La crisis de combustible que se agudiza en Cuba no le dejó a Eduardo Romano otra «alternativa» que vender su viejo automóvil de los años 1950 para comprarse un triciclo eléctrico y seguir trabajando de taxista.
«Debido al tema de la gasolina y el petróleo hemos tenido que coger esta alternativa, buscar un triciclo», dice a la AFP este padre de dos niñas mientras aguarda por clientes en un parque del municipio de Centro Habana, uno de los más populosos de la capital.
Cuba enfrenta una gravísima crisis energética tras el fin del suministro de petróleo por parte de Venezuela luego de la caída de Nicolás Maduro y ante las amenazas de Washington de imponer aranceles a los países que le vendan petróleo a la isla.
Frente a esta coyuntura, el gobierno comunista aplica desde el lunes un paquete de medidas de emergencia que restringe la venta de combustible (racionalizó la de gasolina y detuvo la de petróleo) y redujo el transporte público, una actividad que ya estaba muy deprimida por el impacto de la crisis económica.

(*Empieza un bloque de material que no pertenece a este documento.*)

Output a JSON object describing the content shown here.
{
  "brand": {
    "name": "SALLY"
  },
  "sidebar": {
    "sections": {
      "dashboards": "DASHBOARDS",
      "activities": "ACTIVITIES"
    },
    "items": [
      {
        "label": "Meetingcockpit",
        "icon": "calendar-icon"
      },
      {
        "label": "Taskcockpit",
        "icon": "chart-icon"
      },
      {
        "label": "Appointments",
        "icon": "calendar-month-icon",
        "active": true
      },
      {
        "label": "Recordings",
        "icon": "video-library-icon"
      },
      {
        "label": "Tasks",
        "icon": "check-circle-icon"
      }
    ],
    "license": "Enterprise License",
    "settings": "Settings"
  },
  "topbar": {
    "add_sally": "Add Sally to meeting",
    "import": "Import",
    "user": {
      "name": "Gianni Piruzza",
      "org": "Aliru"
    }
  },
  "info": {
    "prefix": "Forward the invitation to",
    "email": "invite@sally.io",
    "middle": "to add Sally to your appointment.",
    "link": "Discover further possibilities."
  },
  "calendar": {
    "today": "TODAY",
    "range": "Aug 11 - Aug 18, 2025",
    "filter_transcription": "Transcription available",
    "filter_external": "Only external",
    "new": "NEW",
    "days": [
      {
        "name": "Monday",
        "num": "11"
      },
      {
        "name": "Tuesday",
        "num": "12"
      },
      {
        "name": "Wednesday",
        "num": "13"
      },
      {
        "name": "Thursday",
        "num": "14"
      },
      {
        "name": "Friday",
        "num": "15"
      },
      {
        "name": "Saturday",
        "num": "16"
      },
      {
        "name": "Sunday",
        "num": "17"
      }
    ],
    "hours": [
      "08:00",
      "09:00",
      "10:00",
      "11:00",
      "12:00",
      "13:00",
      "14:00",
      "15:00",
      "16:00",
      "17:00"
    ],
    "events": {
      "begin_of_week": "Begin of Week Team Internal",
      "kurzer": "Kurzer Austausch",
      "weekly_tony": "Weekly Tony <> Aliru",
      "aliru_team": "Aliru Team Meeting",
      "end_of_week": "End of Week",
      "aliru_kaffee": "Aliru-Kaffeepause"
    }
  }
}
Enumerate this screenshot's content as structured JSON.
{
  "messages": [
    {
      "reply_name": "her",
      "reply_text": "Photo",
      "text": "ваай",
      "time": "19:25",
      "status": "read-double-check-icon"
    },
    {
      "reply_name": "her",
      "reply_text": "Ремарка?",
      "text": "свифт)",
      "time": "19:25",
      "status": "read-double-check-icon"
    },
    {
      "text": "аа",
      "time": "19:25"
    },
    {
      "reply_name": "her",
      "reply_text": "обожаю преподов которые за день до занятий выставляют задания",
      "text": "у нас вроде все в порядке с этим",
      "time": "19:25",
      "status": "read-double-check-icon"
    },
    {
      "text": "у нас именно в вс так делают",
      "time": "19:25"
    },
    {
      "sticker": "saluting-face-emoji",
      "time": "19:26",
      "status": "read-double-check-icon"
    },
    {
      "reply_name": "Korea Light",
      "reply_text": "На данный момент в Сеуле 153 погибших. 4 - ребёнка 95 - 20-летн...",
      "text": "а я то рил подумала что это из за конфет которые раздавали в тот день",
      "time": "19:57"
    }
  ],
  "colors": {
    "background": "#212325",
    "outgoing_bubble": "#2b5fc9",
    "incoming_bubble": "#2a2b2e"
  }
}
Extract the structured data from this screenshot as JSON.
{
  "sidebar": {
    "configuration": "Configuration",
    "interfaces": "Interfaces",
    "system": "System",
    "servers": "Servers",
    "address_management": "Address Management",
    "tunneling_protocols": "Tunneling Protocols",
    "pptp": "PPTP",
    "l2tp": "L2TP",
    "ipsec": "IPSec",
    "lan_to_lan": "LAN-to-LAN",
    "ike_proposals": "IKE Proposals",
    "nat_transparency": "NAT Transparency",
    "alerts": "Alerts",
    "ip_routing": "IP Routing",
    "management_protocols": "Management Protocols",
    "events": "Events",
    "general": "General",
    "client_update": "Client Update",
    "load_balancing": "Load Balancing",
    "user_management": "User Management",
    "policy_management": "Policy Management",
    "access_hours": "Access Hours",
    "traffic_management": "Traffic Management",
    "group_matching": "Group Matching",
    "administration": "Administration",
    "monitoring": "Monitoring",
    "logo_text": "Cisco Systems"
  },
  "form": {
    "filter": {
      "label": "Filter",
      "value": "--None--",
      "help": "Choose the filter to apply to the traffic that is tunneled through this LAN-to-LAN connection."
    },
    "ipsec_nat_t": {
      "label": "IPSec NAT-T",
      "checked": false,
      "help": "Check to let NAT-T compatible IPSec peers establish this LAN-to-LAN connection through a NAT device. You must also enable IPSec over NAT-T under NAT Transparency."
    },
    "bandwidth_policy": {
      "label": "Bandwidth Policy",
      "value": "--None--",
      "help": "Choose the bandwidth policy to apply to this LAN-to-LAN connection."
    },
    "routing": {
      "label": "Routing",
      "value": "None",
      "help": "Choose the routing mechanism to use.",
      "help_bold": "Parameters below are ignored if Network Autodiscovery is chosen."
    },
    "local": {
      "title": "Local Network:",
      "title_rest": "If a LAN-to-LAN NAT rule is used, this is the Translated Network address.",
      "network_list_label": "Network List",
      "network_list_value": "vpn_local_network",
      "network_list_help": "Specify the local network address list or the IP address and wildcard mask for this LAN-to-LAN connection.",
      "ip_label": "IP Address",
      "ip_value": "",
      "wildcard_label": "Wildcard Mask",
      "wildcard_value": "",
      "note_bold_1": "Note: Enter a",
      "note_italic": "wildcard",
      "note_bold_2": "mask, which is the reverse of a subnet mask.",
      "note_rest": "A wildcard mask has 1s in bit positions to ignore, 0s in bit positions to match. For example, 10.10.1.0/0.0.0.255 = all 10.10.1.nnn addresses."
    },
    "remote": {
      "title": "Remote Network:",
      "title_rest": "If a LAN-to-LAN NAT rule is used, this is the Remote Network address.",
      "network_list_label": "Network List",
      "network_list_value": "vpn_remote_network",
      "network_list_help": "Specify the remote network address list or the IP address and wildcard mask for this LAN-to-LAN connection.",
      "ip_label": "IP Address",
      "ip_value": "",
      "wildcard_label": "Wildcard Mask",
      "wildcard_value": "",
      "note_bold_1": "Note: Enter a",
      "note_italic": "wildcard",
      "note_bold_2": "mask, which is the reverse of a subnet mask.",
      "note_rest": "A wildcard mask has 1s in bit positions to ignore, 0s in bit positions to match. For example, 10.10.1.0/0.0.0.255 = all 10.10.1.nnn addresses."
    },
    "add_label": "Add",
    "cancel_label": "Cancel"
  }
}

Con el paso de los días, también se ha reducido el número de taxis privados que circulan en la capital y se ha triplicado el costo del servicio, debido al alza del precio de la gasolina, que ahora se cotiza a cinco dólares por litro en el mercado negro.
«Es una situación difícil para la gente», comenta Romano, que cobra 200 pesos (0,40 centavos de dólar) por el mismo tramo que un taxi privado reclamaría el triple del valor.
Sin otras alternativas para la movilidad, los triciclos eléctricos, con capacidad para entre seis y ocho pasajeros, se han convertido en un salvavidas para la mayoría de los cubanos.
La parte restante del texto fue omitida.